Sono d’accordo con Tommy, andiamo avanti.
Cos’è questa iniezione di coraggio Frà?
Ho passato tutto l’ultimo periodo nella mia zona di comfort, adesso voglio osare.
Osare in queste condizioni è da incoscienti.
Bea, dobbiamo provarci: restare qui è ugualmente da incoscienti, disse Tommaso.
Allora proviamo, ma sappiate che quando scivolerete o peggio, vi prenderà un fulmine, mi darete ragione.
È un rischio che possiamo accettare, rispose Tommaso.
Fissarono il moschettone alla corda e cominciarono a scalare la parete più dura sotto una pioggia pesante e densa di lampi.
Dopo un’ora e meno di cento metri percorsi, Francesco che guidava il gruppo, si trovò di fronte a una piccola caverna.
Eccolo il nostro riparo, disse.
Aiutò i due amici a salire e poi rufolando nello zaino disse: abbiamo soltanto poco cibo rimasto, dobbiamo razionarlo se vogliamo sopravvivere.
Tranquillo, domani faremo l’ultimo sforzo e poi saremo in vetta.
Guarda France, disse Tommaso illuminando con la torcia una scritta scolpita sul fondo della parete.
“La paura non ti ha sconfitto perché la tua motivazione è più forte. M.”
Guardate, qui c’è una freccia, disse ancora Tommaso. E lì un’altra.

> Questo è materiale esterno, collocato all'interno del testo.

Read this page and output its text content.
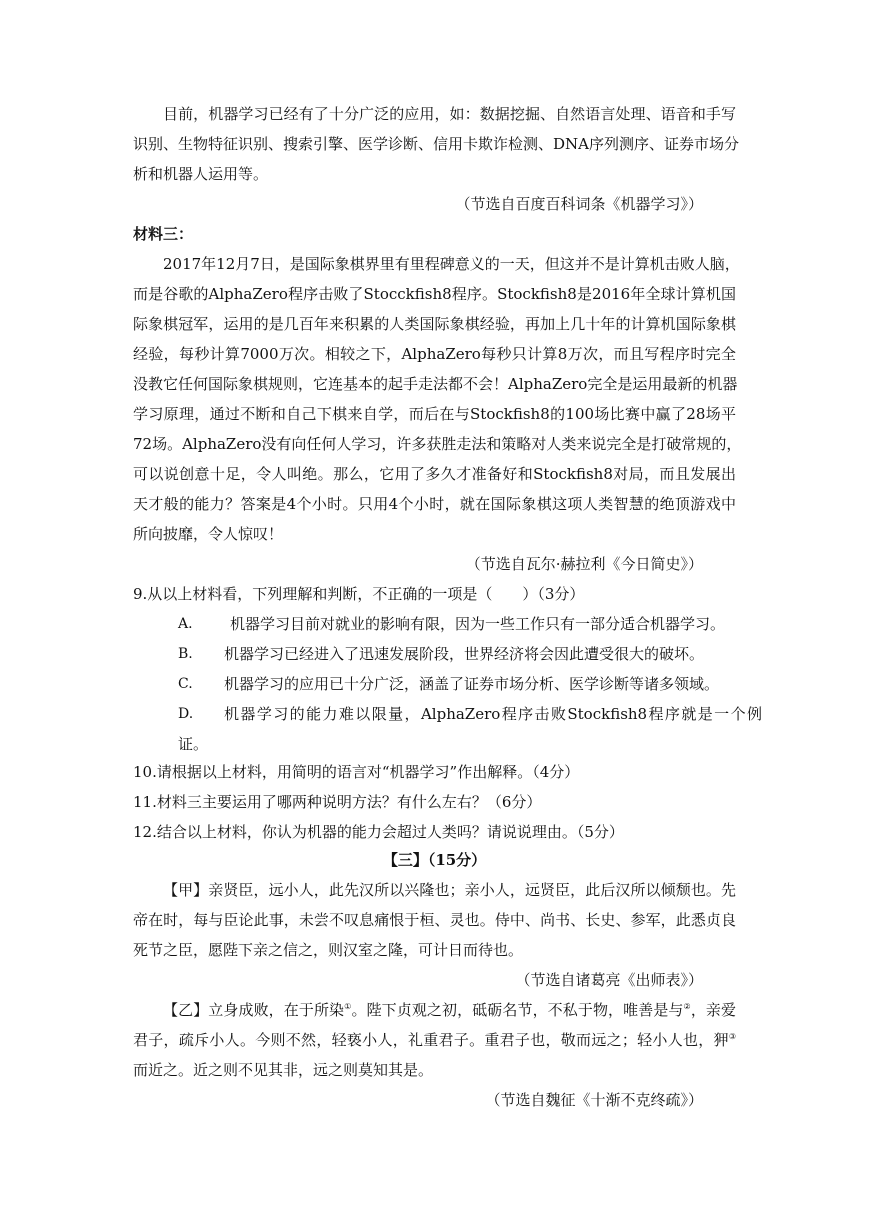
目前，机器学习已经有了十分广泛的应用，如：数据挖掘、自然语言处理、语音和手写
识别、生物特征识别、搜索引擎、医学诊断、信用卡欺诈检测、DNA序列测序、证券市场分
析和机器人运用等。
（节选自百度百科词条《机器学习》）
材料三：
2017年12月7日，是国际象棋界里有里程碑意义的一天，但这并不是计算机击败人脑，
而是谷歌的AlphaZero程序击败了Stocckfish8程序。Stockfish8是2016年全球计算机国
际象棋冠军，运用的是几百年来积累的人类国际象棋经验，再加上几十年的计算机国际象棋
经验，每秒计算7000万次。相较之下，AlphaZero每秒只计算8万次，而且写程序时完全
没教它任何国际象棋规则，它连基本的起手走法都不会！AlphaZero完全是运用最新的机器
学习原理，通过不断和自己下棋来自学，而后在与Stockfish8的100场比赛中赢了28场平
72场。AlphaZero没有向任何人学习，许多获胜走法和策略对人类来说完全是打破常规的，
可以说创意十足，令人叫绝。那么，它用了多久才准备好和Stockfish8对局，而且发展出
天才般的能力？答案是4个小时。只用4个小时，就在国际象棋这项人类智慧的绝顶游戏中
所向披靡，令人惊叹！
（节选自瓦尔·赫拉利《今日简史》）
9.从以上材料看，下列理解和判断，不正确的一项是（　　）（3分）
A. 机器学习目前对就业的影响有限，因为一些工作只有一部分适合机器学习。
B. 机器学习已经进入了迅速发展阶段，世界经济将会因此遭受很大的破坏。
C. 机器学习的应用已十分广泛，涵盖了证券市场分析、医学诊断等诸多领域。
D. 机器学习的能力难以限量，AlphaZero程序击败Stockfish8程序就是一个例
证。
10.请根据以上材料，用简明的语言对“机器学习”作出解释。（4分）
11.材料三主要运用了哪两种说明方法？有什么左右？（6分）
12.结合以上材料，你认为机器的能力会超过人类吗？请说说理由。（5分）
【三】（15分）
【甲】亲贤臣，远小人，此先汉所以兴隆也；亲小人，远贤臣，此后汉所以倾颓也。先
帝在时，每与臣论此事，未尝不叹息痛恨于桓、灵也。侍中、尚书、长史、参军，此悉贞良
死节之臣，愿陛下亲之信之，则汉室之隆，可计日而待也。
（节选自诸葛亮《出师表》）
【乙】立身成败，在于所染①。陛下贞观之初，砥砺名节，不私于物，唯善是与②，亲爱
君子，疏斥小人。今则不然，轻亵小人，礼重君子。重君子也，敬而远之；轻小人也，狎③
而近之。近之则不见其非，远之则莫知其是。
（节选自魏征《十渐不克终疏》）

Le frecce scolpite sulle pareti della caverna portavano a un piccolo cunicolo in basso alla sinistra tra le rocce.
Come facciamo a passarci?
Ci penso io, disse Beatrice tirando fuori dallo zaino il suo martelletto da arrampicata, mentre fuori tuonava forte l’ultimo lampo della burrasca che da qualche parte vicino loro colpì un gregge di pecore. Il pastore uscì di corsa da casa sua e corse in contro a quell’ecatombe, buttandosi in ginocchio a piangere disperato.
Cos’è successo? Gli chiese un passante in cerca di un riparo per sfuggire al temporale.
È morto il mio gregge, rispose il pastore in lacrime.
Ma sarai assicurato, no?
Non mi interessa, io le conoscevo una ad una, ognuna aveva un nome e una storia, sono come le mie figlie per me.
Quel passante si inginocchiò insieme a lui iniziando a pregare, per la prima volta in vita sua aveva compreso la parabola evangelica del buon pastore.